I saw Urinetown and it was the only musical I've ever seen without thinking "My wife owes me for this."
One of the greatest Musical-experiences I've ever witnessed was "Guys and Dolls" at the Hale Center Theater in Orem, Utah, sometime in the late `90s.
The HCT Orem is theater-in-the-round and we were close (2nd row close, I think). Well, for whatever reason, everything came together that night - the jokes, the songs, the ad-libbing, and the most Outrageous-Action-Packed-in-your-face (literally) performance of "Don't Rock the Boat". Simply Amazing!!
I haven't been to a big musical in a really long time. We'd usually see a play or a musical for family birthdays--saw Les Miserables and Phantom of the Opera (once with the original phantom guy and once with Robert Guillaume) in Los Angeles.
Our high school usually staged one big musical every year.

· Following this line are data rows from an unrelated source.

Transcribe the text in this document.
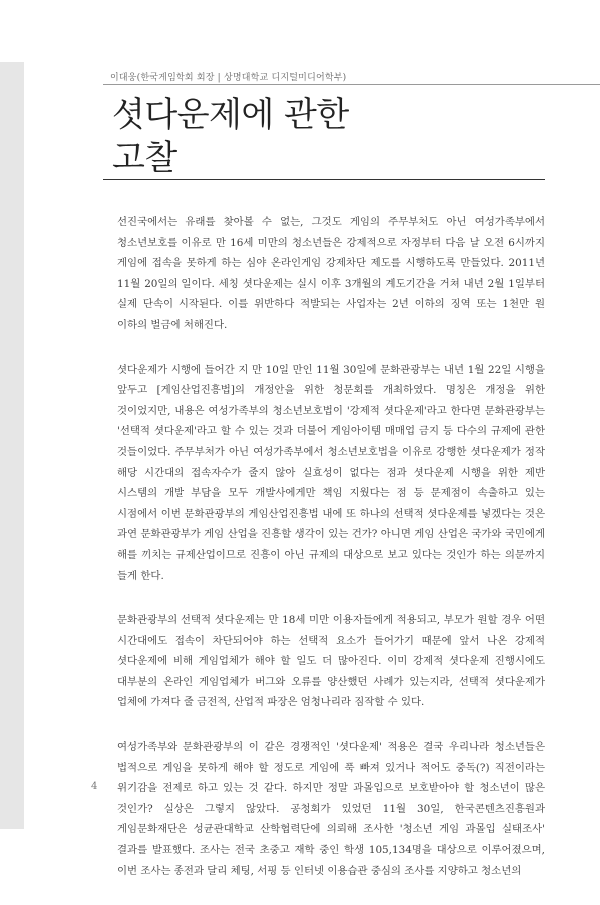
이대웅(한국게임학회 회장 | 상명대학교 디지털미디어학부)
셧다운제에 관한
고찰

선진국에서는 유래를 찾아볼 수 없는, 그것도 게임의 주무부처도 아닌 여성가족부에서 청소년보호를 이유로 만 16세 미만의 청소년들은 강제적으로 자정부터 다음 날 오전 6시까지 게임에 접속을 못하게 하는 심야 온라인게임 강제차단 제도를 시행하도록 만들었다. 2011년 11월 20일의 일이다. 세칭 셧다운제는 실시 이후 3개월의 계도기간을 거쳐 내년 2월 1일부터 실제 단속이 시작된다. 이를 위반하다 적발되는 사업자는 2년 이하의 징역 또는 1천만 원 이하의 벌금에 처해진다.

셧다운제가 시행에 들어간 지 만 10일 만인 11월 30일에 문화관광부는 내년 1월 22일 시행을 앞두고 [게임산업진흥법]의 개정안을 위한 청문회를 개최하였다. 명칭은 개정을 위한 것이었지만, 내용은 여성가족부의 청소년보호법이 '강제적 셧다운제'라고 한다면 문화관광부는 '선택적 셧다운제'라고 할 수 있는 것과 더불어 게임아이템 매매업 금지 등 다수의 규제에 관한 것들이었다. 주무부처가 아닌 여성가족부에서 청소년보호법을 이유로 강행한 셧다운제가 정작 해당 시간대의 접속자수가 줄지 않아 실효성이 없다는 점과 셧다운제 시행을 위한 제반 시스템의 개발 부담을 모두 개발사에게만 책임 지웠다는 점 등 문제점이 속출하고 있는 시점에서 이번 문화관광부의 게임산업진흥법 내에 또 하나의 선택적 셧다운제를 넣겠다는 것은 과연 문화관광부가 게임 산업을 진흥할 생각이 있는 건가? 아니면 게임 산업은 국가와 국민에게 해를 끼치는 규제산업이므로 진흥이 아닌 규제의 대상으로 보고 있다는 것인가 하는 의문까지 들게 한다.

문화관광부의 선택적 셧다운제는 만 18세 미만 이용자들에게 적용되고, 부모가 원할 경우 어떤 시간대에도 접속이 차단되어야 하는 선택적 요소가 들어가기 때문에 앞서 나온 강제적 셧다운제에 비해 게임업체가 해야 할 일도 더 많아진다. 이미 강제적 셧다운제 진행시에도 대부분의 온라인 게임업체가 버그와 오류를 양산했던 사례가 있는지라, 선택적 셧다운제가 업체에 가져다 줄 금전적, 산업적 파장은 엄청나리라 짐작할 수 있다.

여성가족부와 문화관광부의 이 같은 경쟁적인 '셧다운제' 적용은 결국 우리나라 청소년들은 법적으로 게임을 못하게 해야 할 정도로 게임에 푹 빠져 있거나 적어도 중독(?) 직전이라는 위기감을 전제로 하고 있는 것 같다. 하지만 정말 과몰입으로 보호받아야 할 청소년이 많은 것인가? 실상은 그렇지 않았다. 공청회가 있었던 11월 30일, 한국콘텐츠진흥원과 게임문화재단은 성균관대학교 산학협력단에 의뢰해 조사한 '청소년 게임 과몰입 실태조사' 결과를 발표했다. 조사는 전국 초중고 재학 중인 학생 105,134명을 대상으로 이루어졌으며, 이번 조사는 종전과 달리 체팅, 서핑 등 인터넷 이용습관 중심의 조사를 지양하고 청소년의

4
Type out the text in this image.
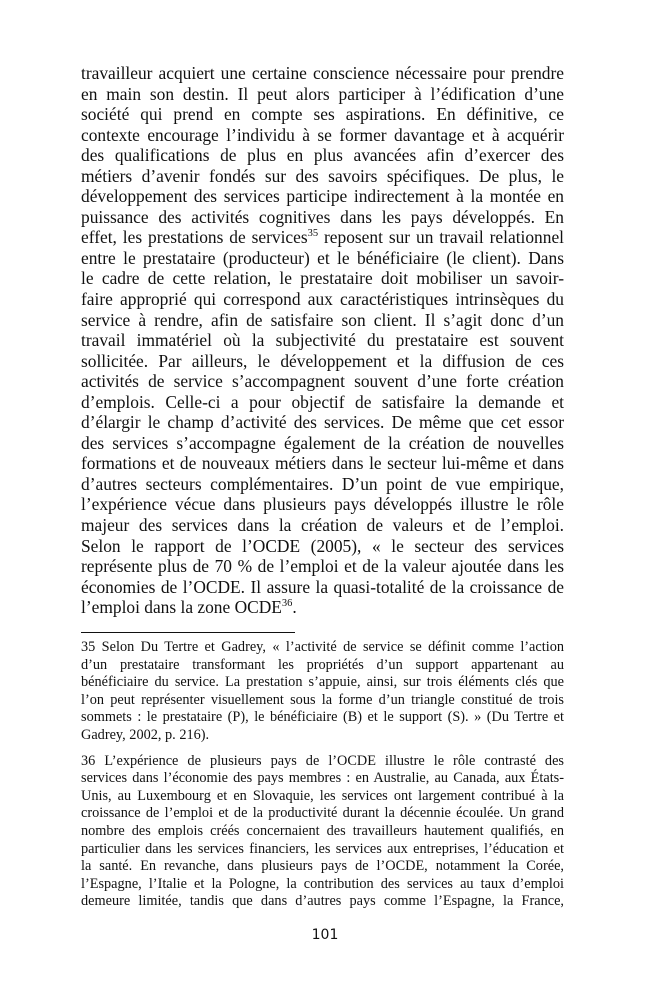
travailleur acquiert une certaine conscience nécessaire pour prendre
en main son destin. Il peut alors participer à l’édification d’une
société qui prend en compte ses aspirations. En définitive, ce
contexte encourage l’individu à se former davantage et à acquérir
des qualifications de plus en plus avancées afin d’exercer des
métiers d’avenir fondés sur des savoirs spécifiques. De plus, le
développement des services participe indirectement à la montée en
puissance des activités cognitives dans les pays développés. En
effet, les prestations de services$^{35}$ reposent sur un travail relationnel
entre le prestataire (producteur) et le bénéficiaire (le client). Dans
le cadre de cette relation, le prestataire doit mobiliser un savoir-
faire approprié qui correspond aux caractéristiques intrinsèques du
service à rendre, afin de satisfaire son client. Il s’agit donc d’un
travail immatériel où la subjectivité du prestataire est souvent
sollicitée. Par ailleurs, le développement et la diffusion de ces
activités de service s’accompagnent souvent d’une forte création
d’emplois. Celle-ci a pour objectif de satisfaire la demande et
d’élargir le champ d’activité des services. De même que cet essor
des services s’accompagne également de la création de nouvelles
formations et de nouveaux métiers dans le secteur lui-même et dans
d’autres secteurs complémentaires. D’un point de vue empirique,
l’expérience vécue dans plusieurs pays développés illustre le rôle
majeur des services dans la création de valeurs et de l’emploi.
Selon le rapport de l’OCDE (2005), « le secteur des services
représente plus de 70 % de l’emploi et de la valeur ajoutée dans les
économies de l’OCDE. Il assure la quasi-totalité de la croissance de
l’emploi dans la zone OCDE$^{36}$.
35 Selon Du Tertre et Gadrey, « l’activité de service se définit comme l’action
d’un prestataire transformant les propriétés d’un support appartenant au
bénéficiaire du service. La prestation s’appuie, ainsi, sur trois éléments clés que
l’on peut représenter visuellement sous la forme d’un triangle constitué de trois
sommets : le prestataire (P), le bénéficiaire (B) et le support (S). » (Du Tertre et
Gadrey, 2002, p. 216).
36 L’expérience de plusieurs pays de l’OCDE illustre le rôle contrasté des
services dans l’économie des pays membres : en Australie, au Canada, aux États-
Unis, au Luxembourg et en Slovaquie, les services ont largement contribué à la
croissance de l’emploi et de la productivité durant la décennie écoulée. Un grand
nombre des emplois créés concernaient des travailleurs hautement qualifiés, en
particulier dans les services financiers, les services aux entreprises, l’éducation et
la santé. En revanche, dans plusieurs pays de l’OCDE, notamment la Corée,
l’Espagne, l’Italie et la Pologne, la contribution des services au taux d’emploi
demeure limitée, tandis que dans d’autres pays comme l’Espagne, la France,
101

When the two other student directors got dropped (one for ditching a rehearsal to attend a concert and the other for covering the first one's shift at work), I took over as student director for our high school production of Oaklahoma!, thus engendering my great loathing of it. Regardless, I can still remember most of the dialogue and all the songs.
The musical I dearly love is The Fantastiks. I've seen a dozen different productions and performed in our high school's production. (That was a much better experience).
Matt, MH, ME, and, of course, my brother Abraham: thanks for commenting!
Matt and MH, I've heard really good things over the years about Urinetown; I'll have to try to catch that, if anyone around here ever puts it on.
Abe, Melissa and I saw Guys and Dolls done at the Arena Stage in Washington DC, with Maurice Hines--Gregory Hines's brother--as Nathan Detroit. Fabulous show. You're right, when all pistons are firing, it is a simply brilliant, hilarious musical.
ME, I'm not a fan of Oklahoma! either. I respect, but I don't particularly like it. However, like you, I adore The Fantastiks. I think I've seen it about five times. It is my favorite musical play, period. I don't lump it in with most other musicals, though, because it is such a different, sui generis piece of theater; I've never seen any other play-with-music do anything nearly like it, or nearly so well. It could certainly never work as a "big show," that's for certain.
My high school did musicals every year also. I couldn't (can't) sing, so I got to be a nazi in the Sound of Music.
I've seen the Wicked two times. I really enjoyed the show. Last year I got a cheap ticket and I went, it was really a great show. I will go see it for the third time next weekend.
http://www.ticketsinventory.com/theatre/wicked-tickets/
So I'll be analyzing as well as enjoying the show.